Reflecting on the semester

May 13, 2017

As I look back on this semester, I realize how much I have learned and how far I still need to go.  In my first post, I admitted that I am not all that into technology, but that I really wanted to learn and stretch myself.  I can definitely say that I have learned and stretched, but I am not satisfied.  I realize now that I need to get out of my comfort zone even more than I have over the past few years.  I need to stop being afraid of new technology and rolling my eyes at all the people (like my brother-in-law) who always want to have the latest technology as soon as it rolls out.  Technology is the wave of the future, not only mine but every one of our patrons, whether I like it or not.  I love that during the course of this class we were told to explore, play with, and become more comfortable with technology.  It is essential for us as librarians to be in the know and comfortable with new technology so that we are willing and able to teach and help our patrons.  It is also imperative for libraries to continue to provide access to technology in order to help bridge the digital divide which still exists today.  Michael Stephens writes a great article called “Always Doesn’t Live Here Anymore.”  In it, he discusses why we need to disengage ourselves from using the expression “we’ve always done it this way.”  This way of thinking hinders growth and new possibilities.  It keeps people from trying out new concepts, new technology, and new ways of doing things.  Being a librarian today is about being creative, exploring new things, and thinking outside the box.  If we rely on “always” doing things the same way we are hurting out patrons and our community.

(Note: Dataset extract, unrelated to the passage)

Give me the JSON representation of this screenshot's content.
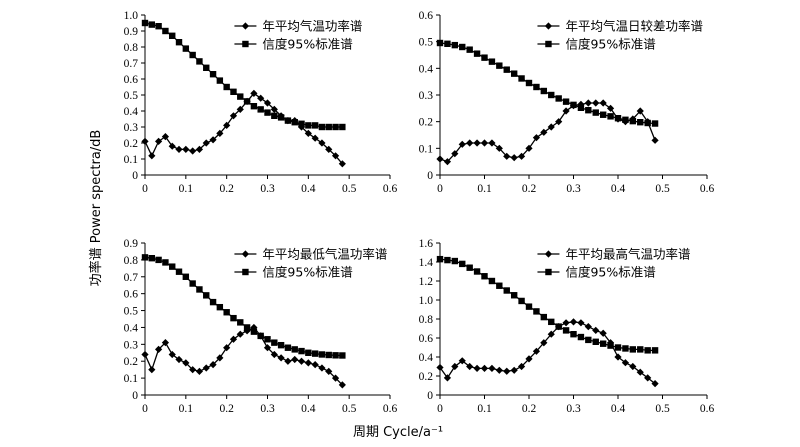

Jessamyn West talks about knowing our communities and being relevant to them.  This truly resonates with me because our community’s needs should be first and foremost in our minds.  If they need access to the newest technology, we should be doing our best to provide access.  However, if they still just need basic access to technology such as tablets, the internet, and basic digital devices we need to make sure that this area of service is solid for them before embarking on the newest and coolest devices.  Additionally, before jumping into purchasing new technology we need to make sure that there is a solid reason for providing access.  We should be asking what our community could learn from the device, how will it challenge them or enhance their skills, and whether the community is even interested in the device.  Additionally, though, Michael Stephens reminds us that we need to remember to be human.  Even though there is technology there for people to use, such as self-checkout, librarians should be visible at all times and ready to engage in conversation with the patrons.  This human touch is what will keep people coming back to our library.  The idea that someone in the library cares enough to help us, to listen to us, to recommend something to us will always be relevant and essential.

There is much to learn.  Technology is constantly changing.  In order to keep up, I definitely need to be doing more exploring, playing, and even messing up (and learning from my mistakes!)


West, J. (n.d.)  21st Century digital divide.  Retrieved from

Images from and

Stephens, M. (2014).  Always doesn’t live here anymore/ Office Hours.  Retrieved from:

Stephens, M. (2014).  Reflective Practice/ Office Hours.  Retrieved from:


One Response to “Reflecting on the semester”

  1. Profile photo of Jennette C said

    Hi Gina,
    Great post! I definitely love the idea of being allowed to “mess up”, that’s how we learn! I also appreciated that you included the concept of “the human touch” which is so important in a library, especially because of the diversity of patrons, everyone is treated with compassion, respect, and empathy.